Welcome to Narcotics Anonymous of NJ. Our Message Is…

That an addict, any addict can stop using drugs,
lose the desire to use, and find a new way to live.


Helpline

If you feel you have a problem with drugs, call our helpline

Meetings

Locate an NA meeting near you for each day of the week

Encuentre una reunión de NA

Events

See upcoming NA events and activities in NJ

Narcotics Anonymous is a nonprofit fellowship or society of men and women for whom drugs had become a major problem.

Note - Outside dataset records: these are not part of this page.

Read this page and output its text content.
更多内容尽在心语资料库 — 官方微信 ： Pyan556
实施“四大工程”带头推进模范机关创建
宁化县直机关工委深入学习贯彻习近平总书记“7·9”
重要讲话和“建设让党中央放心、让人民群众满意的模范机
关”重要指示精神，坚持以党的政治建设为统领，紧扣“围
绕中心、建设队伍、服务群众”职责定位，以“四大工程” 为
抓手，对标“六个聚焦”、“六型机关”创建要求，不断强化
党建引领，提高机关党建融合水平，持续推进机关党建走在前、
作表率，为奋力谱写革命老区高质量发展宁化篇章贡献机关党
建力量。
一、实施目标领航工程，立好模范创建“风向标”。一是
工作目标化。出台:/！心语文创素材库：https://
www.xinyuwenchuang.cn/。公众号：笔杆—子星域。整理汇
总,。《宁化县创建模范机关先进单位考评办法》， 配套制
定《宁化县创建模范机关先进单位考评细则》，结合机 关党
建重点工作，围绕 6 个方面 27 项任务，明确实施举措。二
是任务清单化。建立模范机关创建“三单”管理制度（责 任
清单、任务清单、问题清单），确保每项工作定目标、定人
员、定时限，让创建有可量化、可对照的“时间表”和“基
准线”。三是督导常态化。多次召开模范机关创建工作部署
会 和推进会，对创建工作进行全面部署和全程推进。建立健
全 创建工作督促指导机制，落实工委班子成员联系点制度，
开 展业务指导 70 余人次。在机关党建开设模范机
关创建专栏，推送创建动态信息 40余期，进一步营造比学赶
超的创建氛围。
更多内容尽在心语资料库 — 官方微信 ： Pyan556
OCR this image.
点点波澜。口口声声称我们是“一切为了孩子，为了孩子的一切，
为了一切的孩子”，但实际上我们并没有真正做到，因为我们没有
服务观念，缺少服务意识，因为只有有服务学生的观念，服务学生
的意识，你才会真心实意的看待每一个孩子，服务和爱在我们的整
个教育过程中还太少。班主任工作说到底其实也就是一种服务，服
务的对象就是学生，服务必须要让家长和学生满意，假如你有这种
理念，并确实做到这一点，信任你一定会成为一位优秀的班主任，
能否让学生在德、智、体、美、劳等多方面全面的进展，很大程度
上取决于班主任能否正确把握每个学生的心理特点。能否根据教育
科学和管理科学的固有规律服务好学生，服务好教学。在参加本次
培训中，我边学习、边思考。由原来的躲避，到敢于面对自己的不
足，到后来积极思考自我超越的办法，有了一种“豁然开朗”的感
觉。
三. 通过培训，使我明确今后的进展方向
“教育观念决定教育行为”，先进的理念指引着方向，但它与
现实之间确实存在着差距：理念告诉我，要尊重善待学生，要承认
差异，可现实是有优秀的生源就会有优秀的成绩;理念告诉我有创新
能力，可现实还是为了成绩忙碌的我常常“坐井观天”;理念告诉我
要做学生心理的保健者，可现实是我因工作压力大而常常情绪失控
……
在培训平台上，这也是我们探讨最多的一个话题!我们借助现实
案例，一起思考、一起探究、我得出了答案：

We are recovering addicts who meet regularly to help each other stay clean.

– Narcotics Anonymous Basic Text, page 9

Recovery from addiction is possible and available through the 12 Steps and 12 Traditions of Narcotics Anonymous.

Narcotics Anonymous is FREEDOM from active addiction.

Narcotics Anonymous is an international, community-based association of recovering drug addicts with over 61,000 weekly meetings in over 131 countries worldwide.


Just for Today

May 25, 2026
"Good" and "bad" feelings
Page 151
"A lot happens in one day, both negative and positive. If we do not take time to appreciate both, perhaps we will miss something that will help us grow."
IP No. 8, "Just for Today"

Most of us seem to unconsciously judge what happens in our lives each day as good or bad, success or failure. We tend to feel happy about the "good" and angry, frustrated, or guilty about the "bad." Good and bad feelings, though, often have little to do with what's truly good or bad for us. We may learn more from our failures than our successes, especially if failure has come from taking a risk.

Attaching value judgments to our emotional reactions ties us to our old ways of thinking. We can change the way we think about the incidents of everyday life, viewing them as opportunities for growth, not as good or bad. We can search for lessons rather than assigning value. When we do this, we learn something from each day. Our daily Tenth Step is an excellent tool for evaluating the day's events and learning from both success and failure.

Just for Today: I am offered an opportunity to apply the principles of recovery so that I will learn and grow. When I learn from life's events, I succeed.

A Spiritual Principle a Day

May 26, 2026
Forgiveness, Acceptance, and Healing
Page 151
"Walking with the knowledge that someone has not forgiven us is hard, but through it we find levels of forgiveness and acceptance that we may not have known were possible."
Living Clean, Chapter 5, "Amends and Reconciliation"

Over time in NA, we learn that we are worthy of forgiveness. That discovery comes, in part, as a result of making our Step Nine amends. Part of our preparation for this process is to understand why we are doing it. To make meaningful and lasting change in our lives, we must make peace with the consequences of our actions and the harm we've caused.

While being forgiven by those we've hurt is a blessing, finding self-acceptance cannot be conditional on another's actions. We must reconcile with ourselves to heal from our past. Forgiving ourselves is not contingent on receiving forgiveness from those we've harmed.

Reconciliation may not always be possible. Though we may believe we deserve to be heard and forgiven, some will understandably stonewall our efforts. What then? It's pretty hard to gain the courage to undertake this process--but then we have to be humble enough to accept the reaction, even if it's a flat-out rejection? That rejection may be excruciating for those of us whose self-esteem hinges entirely on being liked by others. We ask ourselves, "Am I even still worthy of forgiveness? How do I walk through this?"

No one is obligated to forgive us. We are powerless over other people's willingness or readiness. In a situation like this one, we have one option for healing: move forward. That may take time because rejection is painful. As hard as it is to accept, we have to find a way to live with that pain without inflicting it on others. We must try to forgive ourselves for the consequences of our actions.

Not being forgiven is its own beast--and its own lesson in practicing spiritual principles. This experience might give us pause the next time we want to rebuff someone else's amends. We may be quicker to forgive because we know what it's like to experience that wall and how much effort it takes to live with that and let it go.

Today I will strive to accept my past and move on from it, though others may not. All I can do--today and every day--is to do better.